Shifting applications and workloads to the cloud has many potential benefits, including increased efficiency, business agility, and security.
However, many organizations experience unanticipated costs when moving to the cloud. Through 2024, research firm Gartner predicts 60 per cent of infrastructure and operations leaders will encounter public cloud cost overruns. Since the cloud is an operational – rather than a capital – expenditure, many IT managers believe it will save them money; but that isn’t necessarily the case. You need to have a solid cloud strategy and transition plan in place to make the most of your cloud budget. Following are nine steps you can take to control your cloud costs.
Get better visibility into your data
Invest in tools that allow you to monitor your cloud costs in real time. You should also make sure any applications you move to the cloud are stable, so you can accurately assess their performance before committing to a cloud contract. The last thing you want to do is to commit to a multi-year deal, and then have a cloud resource sitting idle and costing you money.
Review under-utilized resources
Use cost analysis and optimization tools regularly to review your resources to decide if you’re buying more than you need. Many cloud services come with built-in applications that let you explore your costs and usage, but you can also use third-party solutions.
Deploy a strong tagging structure
Tags – metadata labels that let you organize your resources, ensuring different stakeholders have access to the data they need – can help keep your budget on track. Tags can be set to alert you if a department hits a spending threshold, and help you track your spending on a continuous basis.
Take advantage of reserved and spot instances (where appropriate)
Reserved and spot instances can give you discounted pricing compared to what you pay for on-demand instances. Reserved instances let you pre-pay for capacity over a set period of time – but it only makes sense if you wind up using that capacity. Spot instances become available when cloud providers have excess capacity and offer the instances at a discount. However, instances can be pulled at any time, so they aren’t appropriate for critical workloads.
Have a scale-in and scale-out policy
A scale-in and scale-out policy lets you automatically scale up when demand increases and scale down when demand drops. It’s ideal for applications that don’t have predictable load patterns, and helps make sure you’re not spending more than you should.
Put governance policies in place
Governance defines what users can do in the cloud. For example, a governance policy could allow users to only save information to data centres in a particular country. Or, it could allow them to only spin up a certain type of virtual machine.

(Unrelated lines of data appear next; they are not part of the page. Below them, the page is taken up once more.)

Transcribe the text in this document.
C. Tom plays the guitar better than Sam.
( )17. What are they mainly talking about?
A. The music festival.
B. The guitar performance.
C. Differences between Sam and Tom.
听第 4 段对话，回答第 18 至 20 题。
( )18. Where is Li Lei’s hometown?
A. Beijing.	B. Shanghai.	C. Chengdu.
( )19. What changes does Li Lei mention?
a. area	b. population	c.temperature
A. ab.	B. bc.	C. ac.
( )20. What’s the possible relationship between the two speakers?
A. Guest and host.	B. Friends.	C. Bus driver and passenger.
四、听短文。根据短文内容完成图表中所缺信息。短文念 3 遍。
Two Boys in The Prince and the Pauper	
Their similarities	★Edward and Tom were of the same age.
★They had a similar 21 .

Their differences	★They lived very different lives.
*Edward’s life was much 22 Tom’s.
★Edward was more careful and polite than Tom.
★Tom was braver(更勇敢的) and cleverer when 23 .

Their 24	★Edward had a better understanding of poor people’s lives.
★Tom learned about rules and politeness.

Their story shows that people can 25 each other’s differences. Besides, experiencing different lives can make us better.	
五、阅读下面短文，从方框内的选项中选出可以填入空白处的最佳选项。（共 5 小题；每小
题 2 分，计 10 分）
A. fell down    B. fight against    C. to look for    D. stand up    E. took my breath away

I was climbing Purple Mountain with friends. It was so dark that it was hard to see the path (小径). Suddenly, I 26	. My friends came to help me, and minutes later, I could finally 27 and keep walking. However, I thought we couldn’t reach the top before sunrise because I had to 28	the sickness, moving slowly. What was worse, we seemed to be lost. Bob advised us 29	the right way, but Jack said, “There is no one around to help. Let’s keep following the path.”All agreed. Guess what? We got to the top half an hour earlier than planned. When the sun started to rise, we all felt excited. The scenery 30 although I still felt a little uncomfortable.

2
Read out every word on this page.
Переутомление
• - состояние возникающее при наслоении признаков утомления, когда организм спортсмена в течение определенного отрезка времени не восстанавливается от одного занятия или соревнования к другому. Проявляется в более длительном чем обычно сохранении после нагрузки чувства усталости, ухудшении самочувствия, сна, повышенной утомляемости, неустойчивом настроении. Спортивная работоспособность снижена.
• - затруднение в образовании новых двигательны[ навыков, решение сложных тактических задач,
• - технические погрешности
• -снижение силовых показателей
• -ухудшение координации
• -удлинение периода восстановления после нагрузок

Re-evaluate your design choices
If you aren’t achieving the cloud ROI you expected, consider changing your infrastructure design. If you’ve moved applications from on-premises to the cloud, you might want to modernize the applications to make them better-suited to a cloud environment.
Find a good balance
You need to find the right balance between cost and reliability, performance and security. You don’t want to trade off security and backup – those are important-to-have features. Instead, you might want to lower your mean time to recover or pass on automation, for example.
Consider managed services
Deciding which infrastructure – public cloud, private cloud, or on-premises – best suits each workload and application and how to achieve the performance and security necessary to keep users satisfied is no simple task. Managed Service Providers and infrastructure service providers have the expertise to help organizations manage and optimize their cloud usage.
Shifting to the cloud can bring organizations many benefits, but to make the best use of your budget, it’s important to consider all aspects of your cloud architecture. Working with a vendor-agnostic cloud service provider that has experience in building hybrid cloud infrastructures will help ensure you’re able to meet your performance requirements, while benefiting from cost efficiencies.